Finland has long been a leader with smart meters and smart grids. It is no surprise then the small Scandinavian country has big plans for its smart power infrastructure: the melding of smart grids, cloud computing and social networks.

The result could be a collection of virtual micro grids -- and more grassroots power management.
Finland's eagerness to deploy a modern energy infrastructure has much to do with the country's harsh winters. Energy use per capita is among the highest in the world and domestic resources are limited largely to hydropower.

The desire to give consumers more control over their energy use led the country to require that all homes have smart meters by 2013 -- among the most ambitious deployment targets in the world. About half of Finland's 5.3 million people have smart meters today.

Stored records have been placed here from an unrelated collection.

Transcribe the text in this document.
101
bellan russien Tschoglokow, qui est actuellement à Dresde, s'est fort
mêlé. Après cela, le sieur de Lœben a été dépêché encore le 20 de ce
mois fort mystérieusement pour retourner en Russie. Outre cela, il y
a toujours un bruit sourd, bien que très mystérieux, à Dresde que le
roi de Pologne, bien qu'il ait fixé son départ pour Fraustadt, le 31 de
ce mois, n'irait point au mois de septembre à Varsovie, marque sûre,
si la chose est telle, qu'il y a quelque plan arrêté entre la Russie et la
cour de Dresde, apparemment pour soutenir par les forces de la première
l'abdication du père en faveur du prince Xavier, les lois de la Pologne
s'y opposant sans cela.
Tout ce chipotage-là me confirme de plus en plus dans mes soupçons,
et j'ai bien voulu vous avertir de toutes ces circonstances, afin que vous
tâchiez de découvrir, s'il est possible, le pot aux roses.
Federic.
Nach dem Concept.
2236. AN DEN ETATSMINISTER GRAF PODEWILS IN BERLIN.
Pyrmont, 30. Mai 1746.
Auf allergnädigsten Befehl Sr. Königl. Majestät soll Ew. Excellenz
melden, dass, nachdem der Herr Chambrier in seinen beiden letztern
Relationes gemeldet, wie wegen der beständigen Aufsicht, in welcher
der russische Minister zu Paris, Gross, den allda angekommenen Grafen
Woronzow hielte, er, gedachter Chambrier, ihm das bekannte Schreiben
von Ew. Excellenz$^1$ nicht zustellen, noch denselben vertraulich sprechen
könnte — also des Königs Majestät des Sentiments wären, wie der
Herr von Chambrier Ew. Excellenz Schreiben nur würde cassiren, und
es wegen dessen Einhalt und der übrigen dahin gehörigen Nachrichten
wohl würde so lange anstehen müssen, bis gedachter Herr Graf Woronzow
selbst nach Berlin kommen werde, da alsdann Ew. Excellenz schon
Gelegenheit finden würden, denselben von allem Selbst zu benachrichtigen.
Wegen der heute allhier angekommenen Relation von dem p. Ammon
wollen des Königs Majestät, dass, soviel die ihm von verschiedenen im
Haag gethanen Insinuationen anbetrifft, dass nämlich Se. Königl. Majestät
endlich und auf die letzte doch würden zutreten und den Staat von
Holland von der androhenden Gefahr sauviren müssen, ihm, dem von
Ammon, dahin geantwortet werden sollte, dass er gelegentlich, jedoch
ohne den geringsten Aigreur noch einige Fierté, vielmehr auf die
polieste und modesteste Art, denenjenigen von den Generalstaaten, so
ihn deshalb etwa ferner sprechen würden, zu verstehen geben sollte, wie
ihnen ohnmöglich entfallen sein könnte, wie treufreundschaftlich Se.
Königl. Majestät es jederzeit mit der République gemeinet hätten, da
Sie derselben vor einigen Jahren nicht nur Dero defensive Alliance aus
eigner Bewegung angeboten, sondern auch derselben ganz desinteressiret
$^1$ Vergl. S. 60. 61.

With the completion of the rollout, several new innovative services will become available, including the freedom for citizens to create virtual micro grids to share and manage power.

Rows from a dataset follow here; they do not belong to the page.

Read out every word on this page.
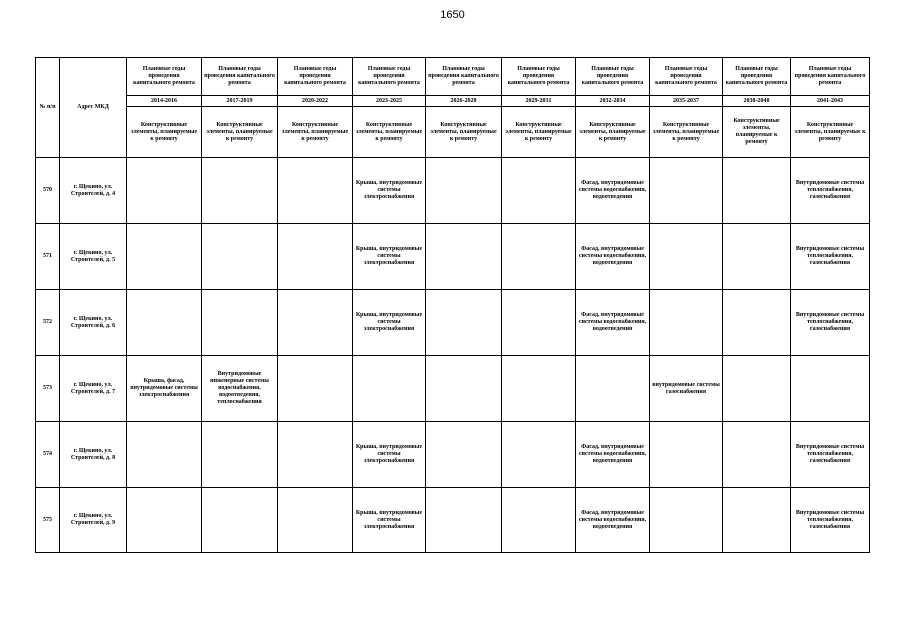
1650
№ п/п	Адрес МКД	Плановые годы проведения капитального ремонта	Плановые годы проведения капитального ремонта	Плановые годы проведения капитального ремонта	Плановые годы проведения капитального ремонта	Плановые годы проведения капитального ремонта	Плановые годы проведения капитального ремонта	Плановые годы проведения капитального ремонта	Плановые годы проведения капитального ремонта	Плановые годы проведения капитального ремонта	Плановые годы проведения капитального ремонта
		2014-2016	2017-2019	2020-2022	2023-2025	2026-2028	2029-2031	2032-2034	2035-2037	2038-2040	2041-2043
		Конструктивные элементы, планируемые к ремонту	Конструктивные элементы, планируемые к ремонту	Конструктивные элементы, планируемые к ремонту	Конструктивные элементы, планируемые к ремонту	Конструктивные элементы, планируемые к ремонту	Конструктивные элементы, планируемые к ремонту	Конструктивные элементы, планируемые к ремонту	Конструктивные элементы, планируемые к ремонту	Конструктивные элементы, планируемые к ремонту	Конструктивные элементы, планируемые к ремонту
570	г. Щекино, ул. Строителей, д. 4				Крыша, внутридомовые системы электроснабжения			Фасад, внутридомовые системы водоснабжения, водоотведения			Внутридомовые системы теплоснабжения, газоснабжения
571	г. Щекино, ул. Строителей, д. 5				Крыша, внутридомовые системы электроснабжения			Фасад, внутридомовые системы водоснабжения, водоотведения			Внутридомовые системы теплоснабжения, газоснабжения
572	г. Щекино, ул. Строителей, д. 6				Крыша, внутридомовые системы электроснабжения			Фасад, внутридомовые системы водоснабжения, водоотведения			Внутридомовые системы теплоснабжения, газоснабжения
573	г. Щекино, ул. Строителей, д. 7	Крыша, фасад, внутридомовые системы электроснабжения	Внутридомовые инженерные системы водоснабжения, водоотведения, теплоснабжения						внутридомовые системы газоснабжения		
574	г. Щекино, ул. Строителей, д. 8				Крыша, внутридомовые системы электроснабжения			Фасад, внутридомовые системы водоснабжения, водоотведения			Внутридомовые системы теплоснабжения, газоснабжения
575	г. Щекино, ул. Строителей, д. 9				Крыша, внутридомовые системы электроснабжения			Фасад, внутридомовые системы водоснабжения, водоотведения			Внутридомовые системы теплоснабжения, газоснабжения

If a friend has solar panels and produces excess power, he or she can share that power with neighbors, says Seppo Yrjola, principal innovator at Nokia Siemens Networks, which is helping with the rollout.

"That's really a virtual power plant," Yrjola said at the Nordic Green II conference. "I think the venture capitalists are very excited" about the investment opportunities.

Finland's vision goes where few other countries dare tread. Yrjola says the goal is to enable people to create micro grids much as they form groups of friends on social networking sites. In that sense, cloud computing, social networks and smart grids will intersect in 2013 or 2014 after the smart meters and accompanying network infrastructure are installed.

The notion is that villages, districts and communities will be able to form micro grids and negotiate for cheaper power. No one yet knows exactly how the system will be used, says Yrjola.

The completion of the rollout should enable other services, as well. Renewables, such as solar, will more easily plug into the grid and information on real-time pricing will be available. Consumers also will be given more control over their home appliances.

"We are building the infrastructure," he says. It is up to consumers to decide how to use it.